As to the first question, DeJesus-Hernandez 2011 states that “In the process of sequencing the non-coding region of C9ORF72, we detected a polymorphic GGGGCC hexanucleotide repeat…” Whether this “sequencing” was next-gen or targeted sequencing is not stated. Renton 2011 gives a bit more detail: “We undertook massively parallel, next-generation, deep re-sequencing of the chromosome 9p21 region…” and then they ran a BWA/Picard/GATK pipeline to do alignment and call variants (probably not so different from my exome pipeline, minus the exome-specific steps) and then filtered for novel (never-before-seen) variants and then looked at them manually:
sequence data revealed eight novel variants within the 232kb block of linkage disequilibrium containing the previously identified association signal that were not described as polymorphisms in either the 1000 Genomes (April 2009 release) or the dbSNP (build 32) online databases. Six of these variants were located within a 30 base pair (bp) region. When the individual sequence reads within this region were examined and manually re-aligned, they indicated the presence of a hexanucleotide repeat expansion GGGGCC located 63bp centromeric to the first exon of the long transcript of C9ORF72
Just as I’d have expected, GATK wasn’t able to cleanly call the presence of a repeat: it could tell that something was going on in that region but it took a bit of human intelligence to put the pieces together. That seems to be where we’re still at today with detection of repeats in next-gen sequence data.
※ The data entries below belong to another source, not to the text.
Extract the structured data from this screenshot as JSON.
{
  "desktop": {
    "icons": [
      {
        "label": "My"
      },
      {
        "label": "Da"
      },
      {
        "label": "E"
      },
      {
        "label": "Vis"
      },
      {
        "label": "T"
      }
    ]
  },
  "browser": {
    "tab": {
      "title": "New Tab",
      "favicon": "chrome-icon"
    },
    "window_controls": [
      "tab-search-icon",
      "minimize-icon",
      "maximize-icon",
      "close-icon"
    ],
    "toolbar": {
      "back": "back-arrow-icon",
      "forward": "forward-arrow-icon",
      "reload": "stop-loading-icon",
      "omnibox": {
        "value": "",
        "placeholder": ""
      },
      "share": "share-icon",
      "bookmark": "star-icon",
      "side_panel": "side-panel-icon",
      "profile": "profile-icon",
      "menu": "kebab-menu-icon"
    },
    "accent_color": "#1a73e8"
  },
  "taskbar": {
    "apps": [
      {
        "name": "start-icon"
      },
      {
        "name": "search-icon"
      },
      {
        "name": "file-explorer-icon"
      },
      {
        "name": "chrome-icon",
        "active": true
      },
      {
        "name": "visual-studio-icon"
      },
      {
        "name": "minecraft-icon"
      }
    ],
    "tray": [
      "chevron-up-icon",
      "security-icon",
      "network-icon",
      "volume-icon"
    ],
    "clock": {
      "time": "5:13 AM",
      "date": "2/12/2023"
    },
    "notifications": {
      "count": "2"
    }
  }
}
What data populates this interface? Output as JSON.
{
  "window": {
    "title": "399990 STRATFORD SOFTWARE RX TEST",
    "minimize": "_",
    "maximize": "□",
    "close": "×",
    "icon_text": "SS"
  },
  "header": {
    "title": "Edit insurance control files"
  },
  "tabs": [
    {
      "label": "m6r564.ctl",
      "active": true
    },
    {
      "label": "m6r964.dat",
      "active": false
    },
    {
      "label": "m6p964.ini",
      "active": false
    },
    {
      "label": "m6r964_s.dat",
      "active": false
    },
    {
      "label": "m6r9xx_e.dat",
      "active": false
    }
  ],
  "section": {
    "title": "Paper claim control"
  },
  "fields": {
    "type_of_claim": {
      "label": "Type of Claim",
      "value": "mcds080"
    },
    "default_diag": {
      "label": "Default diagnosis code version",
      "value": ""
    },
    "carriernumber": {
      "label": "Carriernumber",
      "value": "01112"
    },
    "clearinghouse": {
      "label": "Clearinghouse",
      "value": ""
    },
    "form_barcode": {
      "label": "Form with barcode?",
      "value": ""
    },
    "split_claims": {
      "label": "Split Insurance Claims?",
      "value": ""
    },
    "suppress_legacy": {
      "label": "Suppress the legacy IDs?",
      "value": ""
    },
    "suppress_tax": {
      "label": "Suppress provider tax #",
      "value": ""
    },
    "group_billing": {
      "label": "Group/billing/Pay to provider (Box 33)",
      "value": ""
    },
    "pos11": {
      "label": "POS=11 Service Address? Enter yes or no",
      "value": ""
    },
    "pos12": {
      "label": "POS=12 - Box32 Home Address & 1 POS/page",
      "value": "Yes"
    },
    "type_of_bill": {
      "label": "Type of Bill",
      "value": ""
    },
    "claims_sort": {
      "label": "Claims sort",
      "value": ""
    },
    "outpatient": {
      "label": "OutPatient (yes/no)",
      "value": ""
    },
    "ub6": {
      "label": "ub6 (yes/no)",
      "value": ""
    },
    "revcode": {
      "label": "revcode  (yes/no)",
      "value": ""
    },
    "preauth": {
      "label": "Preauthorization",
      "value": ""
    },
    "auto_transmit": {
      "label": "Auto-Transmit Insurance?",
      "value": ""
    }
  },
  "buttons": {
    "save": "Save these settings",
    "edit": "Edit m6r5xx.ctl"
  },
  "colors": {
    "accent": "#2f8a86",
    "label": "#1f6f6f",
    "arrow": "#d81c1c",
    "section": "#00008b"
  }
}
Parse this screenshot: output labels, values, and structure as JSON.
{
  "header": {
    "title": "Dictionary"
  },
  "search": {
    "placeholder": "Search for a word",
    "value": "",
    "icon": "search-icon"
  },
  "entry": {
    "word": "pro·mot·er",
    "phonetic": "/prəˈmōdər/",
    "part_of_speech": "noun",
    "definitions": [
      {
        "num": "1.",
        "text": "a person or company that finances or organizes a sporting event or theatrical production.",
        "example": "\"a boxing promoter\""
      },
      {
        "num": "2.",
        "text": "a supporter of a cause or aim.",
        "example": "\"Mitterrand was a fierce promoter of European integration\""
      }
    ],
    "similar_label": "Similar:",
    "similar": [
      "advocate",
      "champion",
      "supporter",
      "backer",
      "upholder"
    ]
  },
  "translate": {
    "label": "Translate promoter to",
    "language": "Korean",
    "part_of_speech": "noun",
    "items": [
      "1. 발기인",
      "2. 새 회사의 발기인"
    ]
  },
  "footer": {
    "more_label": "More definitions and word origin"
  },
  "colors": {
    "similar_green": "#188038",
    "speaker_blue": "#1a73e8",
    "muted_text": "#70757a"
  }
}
For both groups, even once they had noticed that a repeat was present at that location, validating and measuring it was a challenge and they used several different protocols. First, DeJesus-Hernandez 2011 tried fluorescent fragment-length analysis, which I infer requires PCR-amplifying the desired region using primers specific to sequences up and downstream of the targeted region. They found that “All affected individuals appeared homozygous in this assay, and affected children appeared not to inherit an allele from the affected parent” – suggesting that the disease allele was not getting detected at all because it was too long to amplify with PCR. So instead, both they and Renton instead relied on a repeat-primed PCR method which involves a forward primer unique to a sequence near the repeat and a reverse primer composed of several repeat units which can bind anywhere in the repeat region, thus creating amplicons of varying sizes. The reverse primer is used in lower concentrations and is exhausted in a few cycles, after which an anchor primer takes over as the reverse end starting point. (Of the two authors, Renton gives the more clear explanation of this procedure, see ‘Repeat-primed PCR’ under Experimental Procedures). As you can guess, this method doesn’t give you an exact answer on how long the repeat is, just a lower bound – the genomic repeat region is at least as long as the longest PCR amplicon. Renton was able to detect that the disease alleles had at least 30 repeats, compared to <20 in controls, but didn’t see any amplicons of longer than 71 repeats. DeJesus-Hernandez followed up on the PCR with a Southern blot which suggested that the disease alleles had 700 – 1600 repeats. Neither group was able to positively identify the exact repeat length of any of the disease alleles, and in at least one patient, two expanded repeat lengths were observed, suggesting somatic instability (i.e. when the repeat expands over time in some adult cells).
From what the wet lab people tell me, apparently these are pretty difficult and labor-intensive protocols to execute correctly. Sometimes, genotyping a repeat length is difficult even in one targeted site where you know you’re looking for a mutation.
It’s not clear how soon technological advances will make all this easier. One possibility is PacBio‘s single molecule sequencing, which according to their brochure gives average read lengths around 3000b; it’s already been used for genotyping Fragile X repeat length, which in the full-blown disease is more than 200 trinucleotide repeats (i.e. 600bp).